Narasi filantropi yang dibangun BAZNAS Sidoarjo senantiasa mengedepankan sisi kemanusiaan. Di balik angka-angka distribusi, terdapat kisah haru dari para wali murid yang menaruh harapan besar pada pendidikan putra-putrinya. Bantuan ini diharapkan mampu mengurangi beban finansial keluarga di Desa Ketajen, sekaligus menjadi stimulus bagi sekolah untuk terus memberikan layanan pendidikan terbaik bagi putra-putri daerah.
Na’im menambahkan bahwa program ini merupakan bagian integral dari visi besar penguatan umat. Melalui bantuan yang tepat sasaran, zakat tidak hanya berfungsi sebagai penyuci harta, tetapi juga sebagai instrumen pengentasan kemiskinan melalui jalur pendidikan. Dengan terpenuhinya kebutuhan dasar sekolah, diharapkan dampak sosial dari program ini akan melahirkan generasi cerdas yang kelak mampu mengubah status keluarganya dari mustahik menjadi muzakki.

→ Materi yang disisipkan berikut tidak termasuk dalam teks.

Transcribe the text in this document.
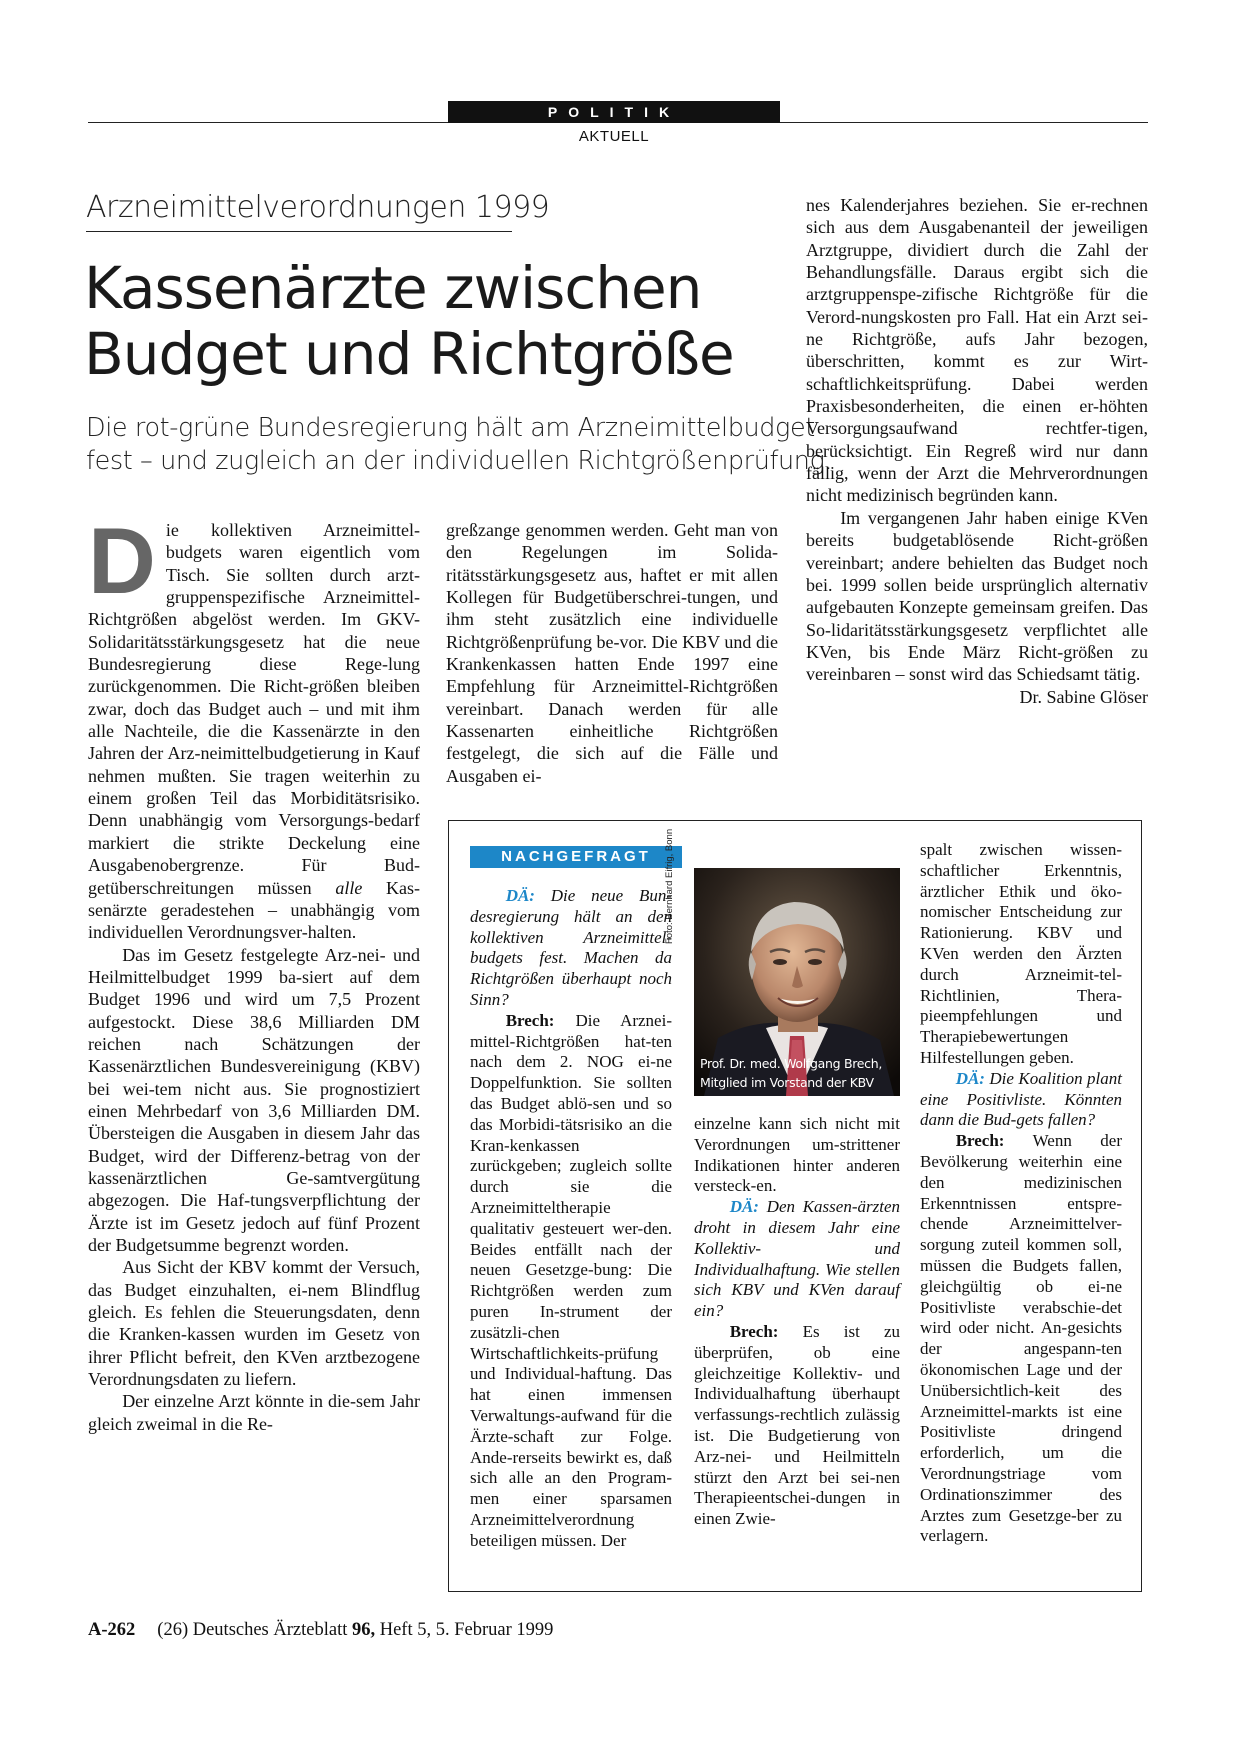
POLITIK
AKTUELL
Arzneimittelverordnungen 1999
Kassenärzte zwischen
Budget und Richtgröße
Die rot-grüne Bundesregierung hält am Arzneimittelbudget
fest – und zugleich an der individuellen Richtgrößenprüfung.

Die kollektiven Arzneimittel-budgets waren eigentlich vom Tisch. Sie sollten durch arzt-gruppenspezifische Arzneimittel-Richtgrößen abgelöst werden. Im GKV-Solidaritätsstärkungsgesetz hat die neue Bundesregierung diese Rege-lung zurückgenommen. Die Richt-größen bleiben zwar, doch das Budget auch – und mit ihm alle Nachteile, die die Kassenärzte in den Jahren der Arz-neimittelbudgetierung in Kauf nehmen mußten. Sie tragen weiterhin zu einem großen Teil das Morbiditätsrisiko. Denn unabhängig vom Versorgungs-bedarf markiert die strikte Deckelung eine Ausgabenobergrenze. Für Bud-getüberschreitungen müssen alle Kas-senärzte geradestehen – unabhängig vom individuellen Verordnungsver-halten.

Das im Gesetz festgelegte Arz-nei- und Heilmittelbudget 1999 ba-siert auf dem Budget 1996 und wird um 7,5 Prozent aufgestockt. Diese 38,6 Milliarden DM reichen nach Schätzungen der Kassenärztlichen Bundesvereinigung (KBV) bei wei-tem nicht aus. Sie prognostiziert einen Mehrbedarf von 3,6 Milliarden DM. Übersteigen die Ausgaben in diesem Jahr das Budget, wird der Differenz-betrag von der kassenärztlichen Ge-samtvergütung abgezogen. Die Haf-tungsverpflichtung der Ärzte ist im Gesetz jedoch auf fünf Prozent der Budgetsumme begrenzt worden.

Aus Sicht der KBV kommt der Versuch, das Budget einzuhalten, ei-nem Blindflug gleich. Es fehlen die Steuerungsdaten, denn die Kranken-kassen wurden im Gesetz von ihrer Pflicht befreit, den KVen arztbezogene Verordnungsdaten zu liefern.

Der einzelne Arzt könnte in die-sem Jahr gleich zweimal in die Re-

greßzange genommen werden. Geht man von den Regelungen im Solida-ritätsstärkungsgesetz aus, haftet er mit allen Kollegen für Budgetüberschrei-tungen, und ihm steht zusätzlich eine individuelle Richtgrößenprüfung be-vor. Die KBV und die Krankenkassen hatten Ende 1997 eine Empfehlung für Arzneimittel-Richtgrößen vereinbart. Danach werden für alle Kassenarten einheitliche Richtgrößen festgelegt, die sich auf die Fälle und Ausgaben ei-

nes Kalenderjahres beziehen. Sie er-rechnen sich aus dem Ausgabenanteil der jeweiligen Arztgruppe, dividiert durch die Zahl der Behandlungsfälle. Daraus ergibt sich die arztgruppenspe-zifische Richtgröße für die Verord-nungskosten pro Fall. Hat ein Arzt sei-ne Richtgröße, aufs Jahr bezogen, überschritten, kommt es zur Wirt-schaftlichkeitsprüfung. Dabei werden Praxisbesonderheiten, die einen er-höhten Versorgungsaufwand rechtfer-tigen, berücksichtigt. Ein Regreß wird nur dann fällig, wenn der Arzt die Mehrverordnungen nicht medizinisch begründen kann.

Im vergangenen Jahr haben einige KVen bereits budgetablösende Richt-größen vereinbart; andere behielten das Budget noch bei. 1999 sollen beide ursprünglich alternativ aufgebauten Konzepte gemeinsam greifen. Das So-lidaritätsstärkungsgesetz verpflichtet alle KVen, bis Ende März Richt-größen zu vereinbaren – sonst wird das Schiedsamt tätig.
Dr. Sabine Glöser

NACHGEFRAGT	Foto: Bernhard Eifrig, Bonn
Prof. Dr. med. Wolfgang Brech,
Mitglied im Vorstand der KBV

DÄ: Die neue Bun-desregierung hält an den kollektiven Arzneimittel-budgets fest. Machen da Richtgrößen überhaupt noch Sinn?

Brech: Die Arznei-mittel-Richtgrößen hat-ten nach dem 2. NOG ei-ne Doppelfunktion. Sie sollten das Budget ablö-sen und so das Morbidi-tätsrisiko an die Kran-kenkassen zurückgeben; zugleich sollte durch sie die Arzneimitteltherapie qualitativ gesteuert wer-den. Beides entfällt nach der neuen Gesetzge-bung: Die Richtgrößen werden zum puren In-strument der zusätzli-chen Wirtschaftlichkeits-prüfung und Individual-haftung. Das hat einen immensen Verwaltungs-aufwand für die Ärzte-schaft zur Folge. Ande-rerseits bewirkt es, daß sich alle an den Program-men einer sparsamen Arzneimittelverordnung beteiligen müssen. Der

einzelne kann sich nicht mit Verordnungen um-strittener Indikationen hinter anderen versteck-en.

DÄ: Den Kassen-ärzten droht in diesem Jahr eine Kollektiv- und Individualhaftung. Wie stellen sich KBV und KVen darauf ein?

Brech: Es ist zu überprüfen, ob eine gleichzeitige Kollektiv- und Individualhaftung überhaupt verfassungs-rechtlich zulässig ist. Die Budgetierung von Arz-nei- und Heilmitteln stürzt den Arzt bei sei-nen Therapieentschei-dungen in einen Zwie-

spalt zwischen wissen-schaftlicher Erkenntnis, ärztlicher Ethik und öko-nomischer Entscheidung zur Rationierung. KBV und KVen werden den Ärzten durch Arzneimit-tel-Richtlinien, Thera-pieempfehlungen und Therapiebewertungen Hilfestellungen geben.

DÄ: Die Koalition plant eine Positivliste. Könnten dann die Bud-gets fallen?

Brech: Wenn der Bevölkerung weiterhin eine den medizinischen Erkenntnissen entspre-chende Arzneimittelver-sorgung zuteil kommen soll, müssen die Budgets fallen, gleichgültig ob ei-ne Positivliste verabschie-det wird oder nicht. An-gesichts der angespann-ten ökonomischen Lage und der Unübersichtlich-keit des Arzneimittel-markts ist eine Positivliste dringend erforderlich, um die Verordnungstriage vom Ordinationszimmer des Arztes zum Gesetzge-ber zu verlagern.

A-262 (26) Deutsches Ärzteblatt 96, Heft 5, 5. Februar 1999
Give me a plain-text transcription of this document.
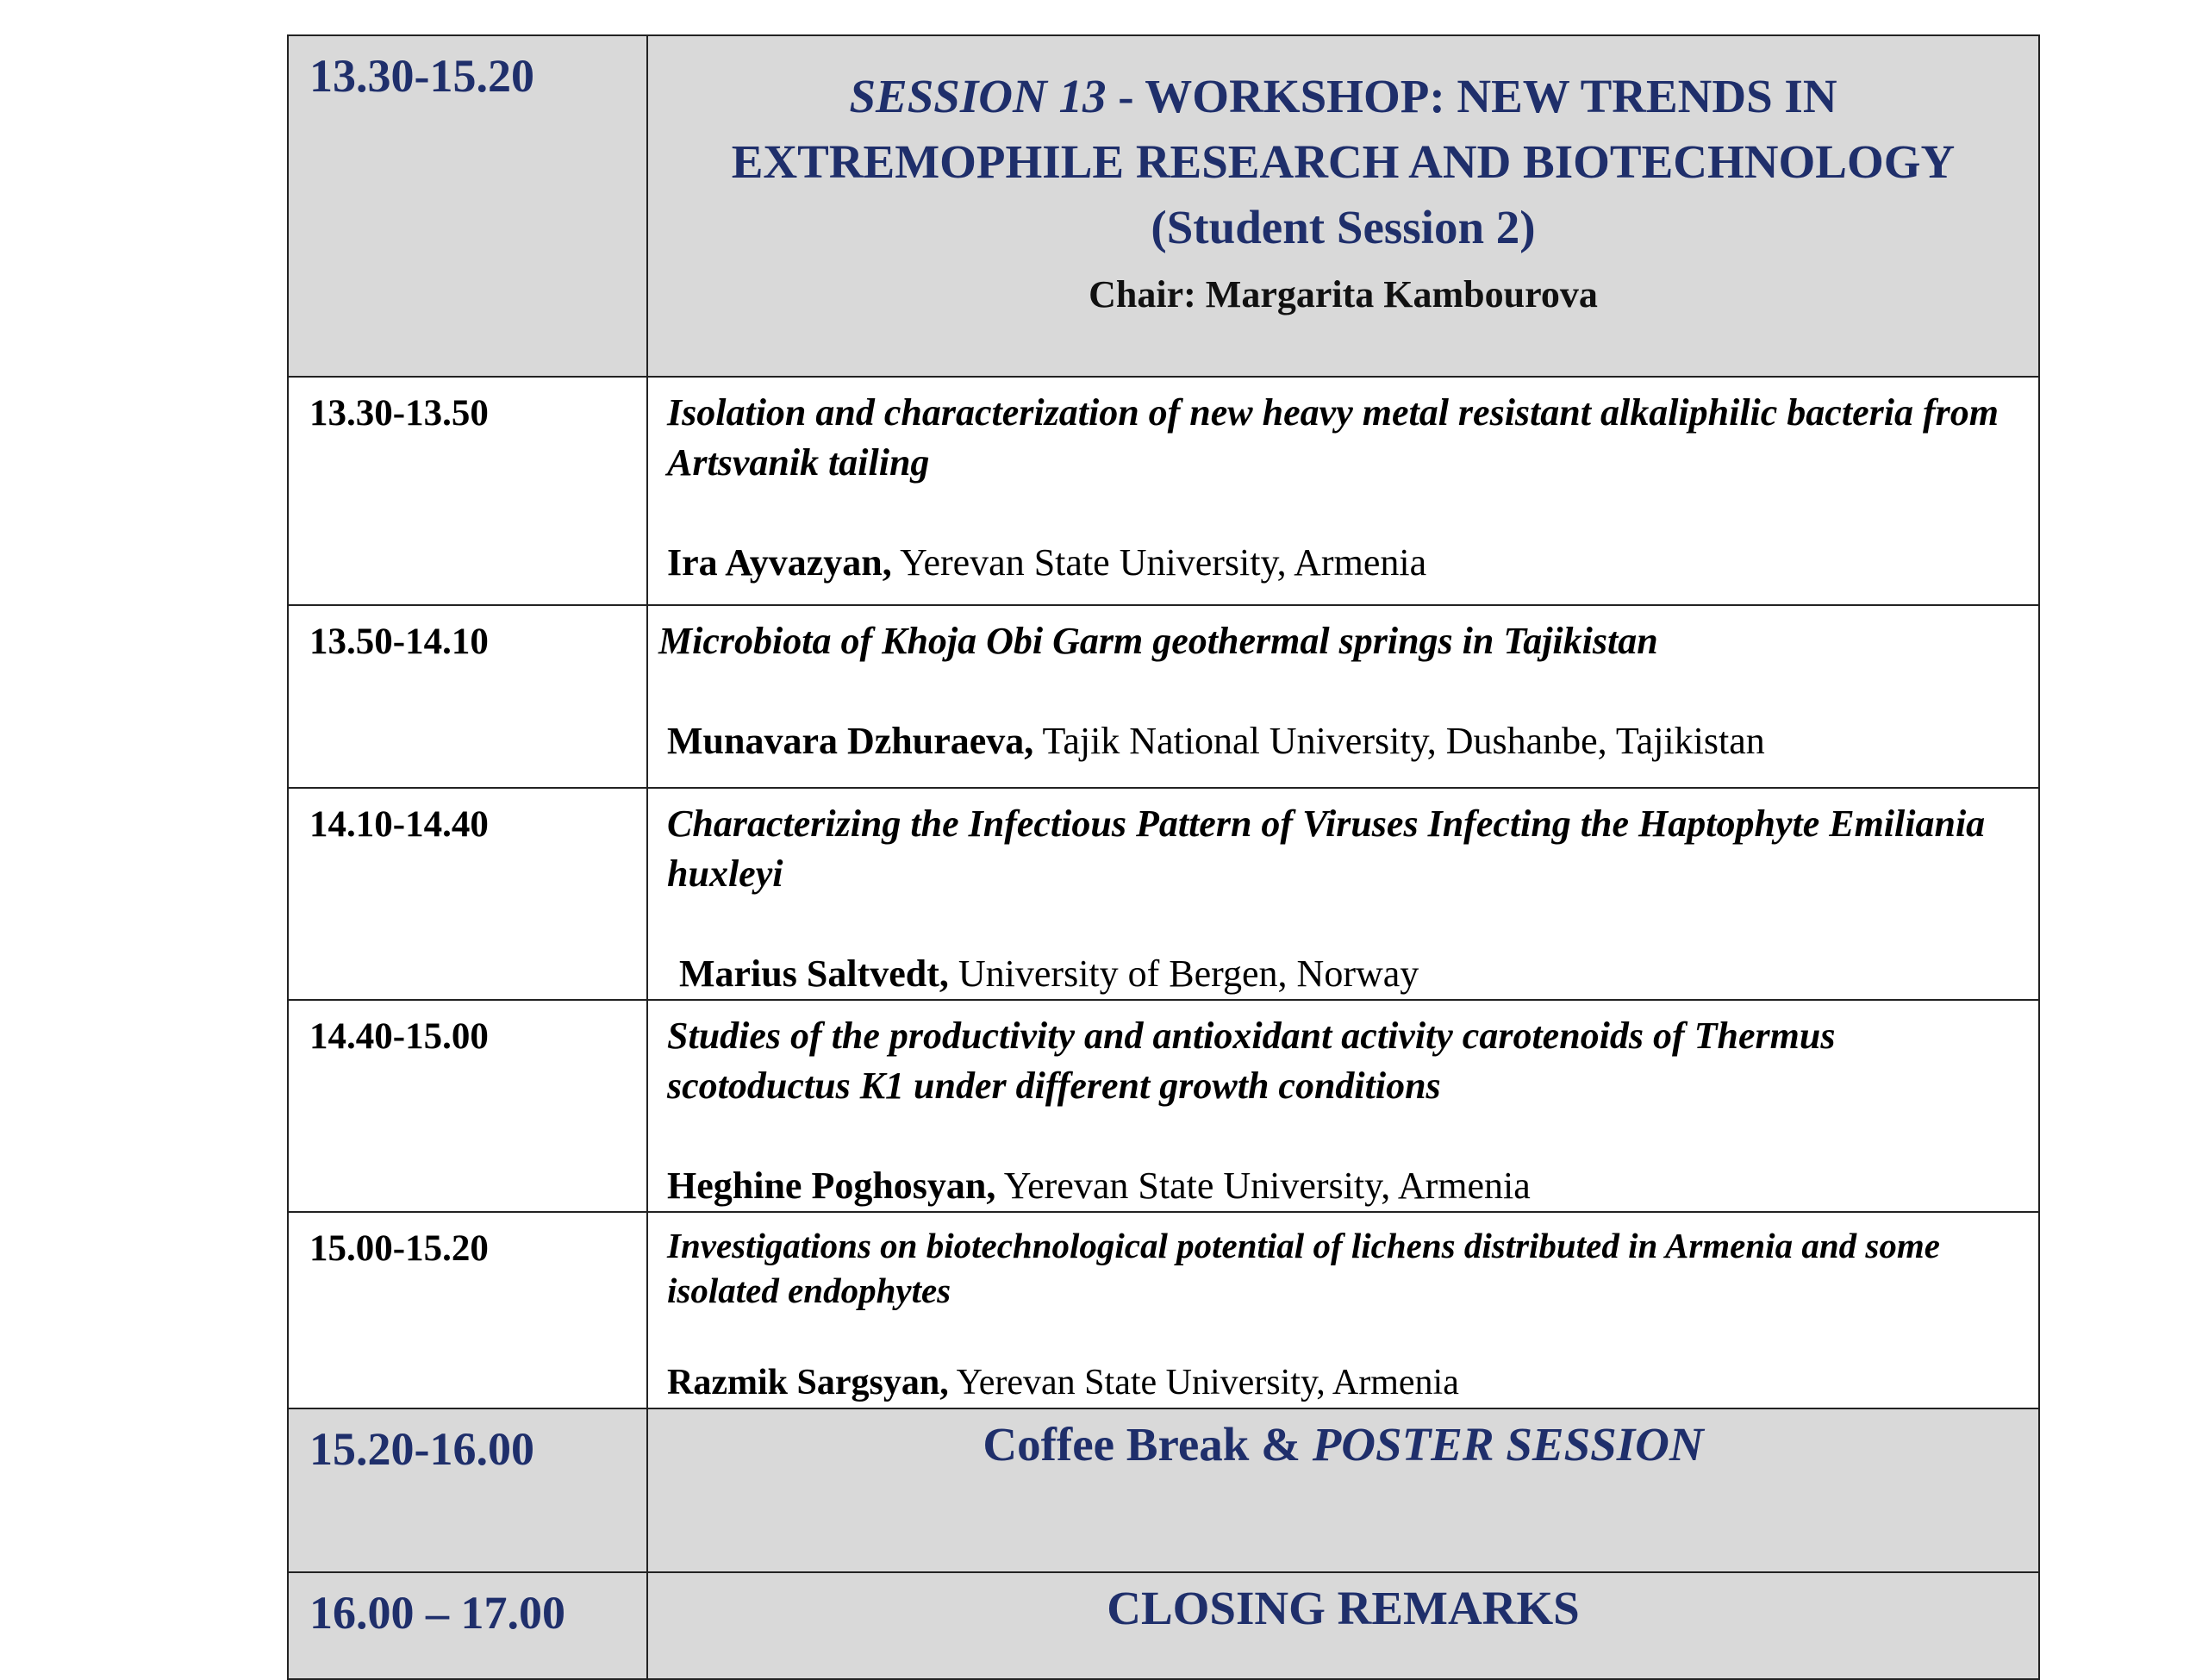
13.30-15.20	SESSION 13 - WORKSHOP: NEW TRENDS IN
EXTREMOPHILE RESEARCH AND BIOTECHNOLOGY
(Student Session 2)
Chair: Margarita Kambourova

13.30-13.50	Isolation and characterization of new heavy metal resistant alkaliphilic bacteria from Artsvanik tailing
Ira Ayvazyan, Yerevan State University, Armenia

13.50-14.10	Microbiota of Khoja Obi Garm geothermal springs in Tajikistan
Munavara Dzhuraeva, Tajik National University, Dushanbe, Tajikistan

14.10-14.40	Characterizing the Infectious Pattern of Viruses Infecting the Haptophyte Emiliania huxleyi
Marius Saltvedt, University of Bergen, Norway

14.40-15.00	Studies of the productivity and antioxidant activity carotenoids of Thermus scotoductus K1 under different growth conditions
Heghine Poghosyan, Yerevan State University, Armenia

15.00-15.20	Investigations on biotechnological potential of lichens distributed in Armenia and some isolated endophytes
Razmik Sargsyan, Yerevan State University, Armenia

15.20-16.00	Coffee Break & POSTER SESSION

16.00 – 17.00	CLOSING REMARKS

Kegiatan yang berakhir pada pukul 10.00 WIB ini meninggalkan kesan mendalam bagi civitas akademika MI Terpadu Nurul Iman. BAZNAS Sidoarjo berkomitmen untuk terus memonitor perkembangan para penerima manfaat melalui rencana tindak lanjut yang terukur, guna memastikan bantuan ini memberikan dampak jangka panjang bagi prestasi akademik siswa di masa depan.